Full article along with photo essay of Macworld Expo 2006 here.

MacDailyNews Take: While we agree wholeheartedly with Dvorak’s characterization of Apple’s Intel ad (insulting the very customers that you’re trying to get to switch to your product is a typical Apple advertising/marketing misadventure), he couldn’t be more wrong about PowerPC chips. The Intel-based iMac is faster than the PowerPC-based iMac G5 because the chip is dual core vs. single core. Same goes for MacBook Pro vs. PowerBook G4. Of course, Intel-based Macs are faster, they have twice the processors inside. The world’s fastest Mac is PowerPC-based: Apple’s Power Mac G5 Quad with, you guessed it, four processors.

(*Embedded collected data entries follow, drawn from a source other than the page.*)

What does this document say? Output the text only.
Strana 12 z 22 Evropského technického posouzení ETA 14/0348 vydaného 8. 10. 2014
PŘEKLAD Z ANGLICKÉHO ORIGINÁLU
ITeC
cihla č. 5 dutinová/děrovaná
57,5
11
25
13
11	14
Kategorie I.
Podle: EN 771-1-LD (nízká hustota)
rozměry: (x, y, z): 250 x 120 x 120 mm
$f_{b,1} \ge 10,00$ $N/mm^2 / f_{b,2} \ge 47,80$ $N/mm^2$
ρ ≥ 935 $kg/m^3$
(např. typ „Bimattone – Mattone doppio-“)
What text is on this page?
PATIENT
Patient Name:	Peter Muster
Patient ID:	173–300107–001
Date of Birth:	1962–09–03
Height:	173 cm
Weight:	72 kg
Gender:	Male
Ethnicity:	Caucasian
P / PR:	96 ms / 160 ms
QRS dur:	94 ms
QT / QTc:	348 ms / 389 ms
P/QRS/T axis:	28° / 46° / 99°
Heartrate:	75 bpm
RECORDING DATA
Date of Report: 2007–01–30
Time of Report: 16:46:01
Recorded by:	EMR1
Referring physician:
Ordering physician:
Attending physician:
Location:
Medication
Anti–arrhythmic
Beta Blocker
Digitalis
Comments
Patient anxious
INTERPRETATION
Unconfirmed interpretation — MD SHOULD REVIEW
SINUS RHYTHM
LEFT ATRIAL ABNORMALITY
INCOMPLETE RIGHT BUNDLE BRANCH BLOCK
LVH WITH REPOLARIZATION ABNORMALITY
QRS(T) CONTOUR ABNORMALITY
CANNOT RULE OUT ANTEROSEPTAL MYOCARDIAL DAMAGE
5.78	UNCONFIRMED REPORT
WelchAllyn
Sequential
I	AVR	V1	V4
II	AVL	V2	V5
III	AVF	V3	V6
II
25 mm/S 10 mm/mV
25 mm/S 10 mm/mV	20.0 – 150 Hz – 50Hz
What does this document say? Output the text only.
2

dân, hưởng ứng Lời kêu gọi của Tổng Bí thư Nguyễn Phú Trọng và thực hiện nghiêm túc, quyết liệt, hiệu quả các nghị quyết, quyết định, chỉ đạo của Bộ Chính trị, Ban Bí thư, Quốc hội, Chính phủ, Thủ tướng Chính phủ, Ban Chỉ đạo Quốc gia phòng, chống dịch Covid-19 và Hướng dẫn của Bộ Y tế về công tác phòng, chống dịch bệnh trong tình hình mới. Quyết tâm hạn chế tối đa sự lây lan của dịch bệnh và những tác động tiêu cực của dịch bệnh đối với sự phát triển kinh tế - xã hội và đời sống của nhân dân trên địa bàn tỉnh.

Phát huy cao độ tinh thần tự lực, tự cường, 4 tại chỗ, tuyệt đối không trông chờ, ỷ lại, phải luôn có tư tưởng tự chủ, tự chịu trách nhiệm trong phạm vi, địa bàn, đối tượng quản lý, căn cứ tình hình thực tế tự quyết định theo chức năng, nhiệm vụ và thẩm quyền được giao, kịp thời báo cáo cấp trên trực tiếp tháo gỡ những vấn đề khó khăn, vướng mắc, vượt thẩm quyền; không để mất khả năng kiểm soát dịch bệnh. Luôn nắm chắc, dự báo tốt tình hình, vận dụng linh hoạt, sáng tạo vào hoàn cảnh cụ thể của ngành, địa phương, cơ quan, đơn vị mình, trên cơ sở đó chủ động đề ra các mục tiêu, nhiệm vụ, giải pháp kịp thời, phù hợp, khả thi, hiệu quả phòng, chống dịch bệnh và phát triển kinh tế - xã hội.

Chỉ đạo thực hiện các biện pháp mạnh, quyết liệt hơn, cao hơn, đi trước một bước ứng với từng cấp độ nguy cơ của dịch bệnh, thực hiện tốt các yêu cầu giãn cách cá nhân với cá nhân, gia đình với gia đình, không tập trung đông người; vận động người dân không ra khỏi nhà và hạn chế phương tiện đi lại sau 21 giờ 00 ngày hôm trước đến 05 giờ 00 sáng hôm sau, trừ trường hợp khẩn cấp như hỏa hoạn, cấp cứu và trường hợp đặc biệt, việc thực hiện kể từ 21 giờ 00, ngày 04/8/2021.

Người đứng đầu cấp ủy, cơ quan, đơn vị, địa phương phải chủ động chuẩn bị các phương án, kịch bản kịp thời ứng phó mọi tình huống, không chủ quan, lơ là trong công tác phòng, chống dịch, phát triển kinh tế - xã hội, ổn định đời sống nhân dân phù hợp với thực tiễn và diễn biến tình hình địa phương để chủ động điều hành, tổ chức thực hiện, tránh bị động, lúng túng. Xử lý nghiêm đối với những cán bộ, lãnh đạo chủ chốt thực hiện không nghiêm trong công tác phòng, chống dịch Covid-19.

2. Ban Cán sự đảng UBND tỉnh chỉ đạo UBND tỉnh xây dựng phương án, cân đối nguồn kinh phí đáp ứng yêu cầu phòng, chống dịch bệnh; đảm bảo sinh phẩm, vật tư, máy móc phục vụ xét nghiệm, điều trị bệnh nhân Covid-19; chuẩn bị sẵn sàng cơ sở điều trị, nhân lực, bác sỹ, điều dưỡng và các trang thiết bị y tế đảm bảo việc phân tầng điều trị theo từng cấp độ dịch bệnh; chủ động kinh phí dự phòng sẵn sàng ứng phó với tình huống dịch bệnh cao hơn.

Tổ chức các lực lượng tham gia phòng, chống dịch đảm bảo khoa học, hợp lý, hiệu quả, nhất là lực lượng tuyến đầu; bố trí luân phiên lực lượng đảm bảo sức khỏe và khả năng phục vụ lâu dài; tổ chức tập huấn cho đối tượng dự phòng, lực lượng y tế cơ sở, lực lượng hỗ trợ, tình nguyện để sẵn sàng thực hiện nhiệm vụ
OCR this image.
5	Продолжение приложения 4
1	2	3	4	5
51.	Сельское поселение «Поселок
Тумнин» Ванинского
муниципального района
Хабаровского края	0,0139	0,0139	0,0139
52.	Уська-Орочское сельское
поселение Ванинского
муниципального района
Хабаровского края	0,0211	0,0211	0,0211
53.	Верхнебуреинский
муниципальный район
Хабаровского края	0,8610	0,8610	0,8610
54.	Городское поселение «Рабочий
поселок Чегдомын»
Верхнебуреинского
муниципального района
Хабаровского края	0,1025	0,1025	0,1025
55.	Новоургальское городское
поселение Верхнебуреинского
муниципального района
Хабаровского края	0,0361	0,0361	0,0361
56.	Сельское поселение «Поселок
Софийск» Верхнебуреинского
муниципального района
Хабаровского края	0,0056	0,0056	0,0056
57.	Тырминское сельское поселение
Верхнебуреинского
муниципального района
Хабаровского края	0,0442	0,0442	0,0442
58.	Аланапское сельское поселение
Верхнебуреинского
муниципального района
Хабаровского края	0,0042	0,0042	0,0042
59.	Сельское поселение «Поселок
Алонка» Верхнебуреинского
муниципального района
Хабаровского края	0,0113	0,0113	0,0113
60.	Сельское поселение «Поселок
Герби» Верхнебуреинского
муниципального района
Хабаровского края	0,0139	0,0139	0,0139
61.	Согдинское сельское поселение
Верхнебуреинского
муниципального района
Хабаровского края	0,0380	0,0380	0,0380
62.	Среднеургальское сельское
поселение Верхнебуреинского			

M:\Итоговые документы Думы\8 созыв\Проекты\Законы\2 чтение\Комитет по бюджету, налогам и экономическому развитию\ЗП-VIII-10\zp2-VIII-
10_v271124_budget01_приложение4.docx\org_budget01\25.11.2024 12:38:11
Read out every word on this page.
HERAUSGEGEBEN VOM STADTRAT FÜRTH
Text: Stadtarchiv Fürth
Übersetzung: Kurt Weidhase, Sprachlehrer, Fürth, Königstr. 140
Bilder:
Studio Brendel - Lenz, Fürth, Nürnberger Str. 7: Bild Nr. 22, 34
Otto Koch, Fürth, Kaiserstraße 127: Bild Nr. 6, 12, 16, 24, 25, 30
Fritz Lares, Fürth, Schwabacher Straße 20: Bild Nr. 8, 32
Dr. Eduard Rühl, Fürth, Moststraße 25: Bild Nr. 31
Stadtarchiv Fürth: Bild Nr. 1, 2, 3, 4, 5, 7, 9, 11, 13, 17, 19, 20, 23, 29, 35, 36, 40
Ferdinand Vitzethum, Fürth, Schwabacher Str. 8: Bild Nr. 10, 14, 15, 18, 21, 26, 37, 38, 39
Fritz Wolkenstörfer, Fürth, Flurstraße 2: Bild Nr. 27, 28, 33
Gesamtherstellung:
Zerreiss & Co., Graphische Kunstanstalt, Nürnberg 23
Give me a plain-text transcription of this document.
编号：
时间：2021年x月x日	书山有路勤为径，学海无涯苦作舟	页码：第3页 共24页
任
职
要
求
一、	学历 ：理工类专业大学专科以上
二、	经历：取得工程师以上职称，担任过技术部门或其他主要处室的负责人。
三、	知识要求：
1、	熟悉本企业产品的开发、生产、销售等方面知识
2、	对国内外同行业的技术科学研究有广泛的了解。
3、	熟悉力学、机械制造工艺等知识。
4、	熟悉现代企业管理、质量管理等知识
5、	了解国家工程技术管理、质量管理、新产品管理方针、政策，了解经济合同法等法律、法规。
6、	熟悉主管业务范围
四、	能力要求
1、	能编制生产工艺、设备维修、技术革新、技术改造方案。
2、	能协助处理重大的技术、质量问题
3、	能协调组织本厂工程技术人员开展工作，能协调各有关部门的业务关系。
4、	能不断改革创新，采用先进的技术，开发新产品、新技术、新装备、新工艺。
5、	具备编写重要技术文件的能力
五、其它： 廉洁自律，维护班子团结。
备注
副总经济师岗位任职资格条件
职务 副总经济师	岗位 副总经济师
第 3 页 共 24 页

The Intel Core Duo processors that Apple is using are new. They simply weren’t available when Apple claimed the PowerPC was a faster chip, so there is no way you can call BS on Apple if you want people to take you seriously.

Of note, too, are that the new Intel Core Duo processors are also fabbed at 65nm vs. the Power PC G5’s 90nm process. Apple’s inexcusable inability to sell the vastly superior Mac (compared to Microsoft Windows, in particular) in greater numbers didn’t exactly encourage IBM to spend the money in PowerPC development that they would have if Apple made it worth their while. The PowerPC is, in many ways, an excellent architecture that could’ve been and could still be much more than it is today. In addition, there are many other factors to consider: RAM speed, caching, system bus, and more that contribute to speed differences. PowerPC was the best option and faster at some tasks than anything from Intel back when Apple was selling PowerPC. “Selling” being the operative word. Apple was doing its job, not lying, not BS’ing; they were selling the real benefits of PowerPC over Intel processors at the time and not highlighting deficiencies. Now Apple will sell Intel’s benefits and attributes as they phase out PowerPC. And, if Intel can’t keep up, Apple could always sell AMD or PowerPC. Such is the beauty of the new Universal Binary paradigm, right? Think about it: Apple now has the ability — if they wish to exercise it — to pick the best processors for any particular Mac from among Intel, IBM, Freescale, and AMD. Windows box assemblers like Dell simply cannot match Apple Macs in the area of processor choice or anything else, for that matter.

Again, times change, you can’t accuse Apple of BS’ing back when they were comparing G4s to Pentiums on the basis that they’ve now chosen to use a brand new Intel chip that didn’t even exist a month ago.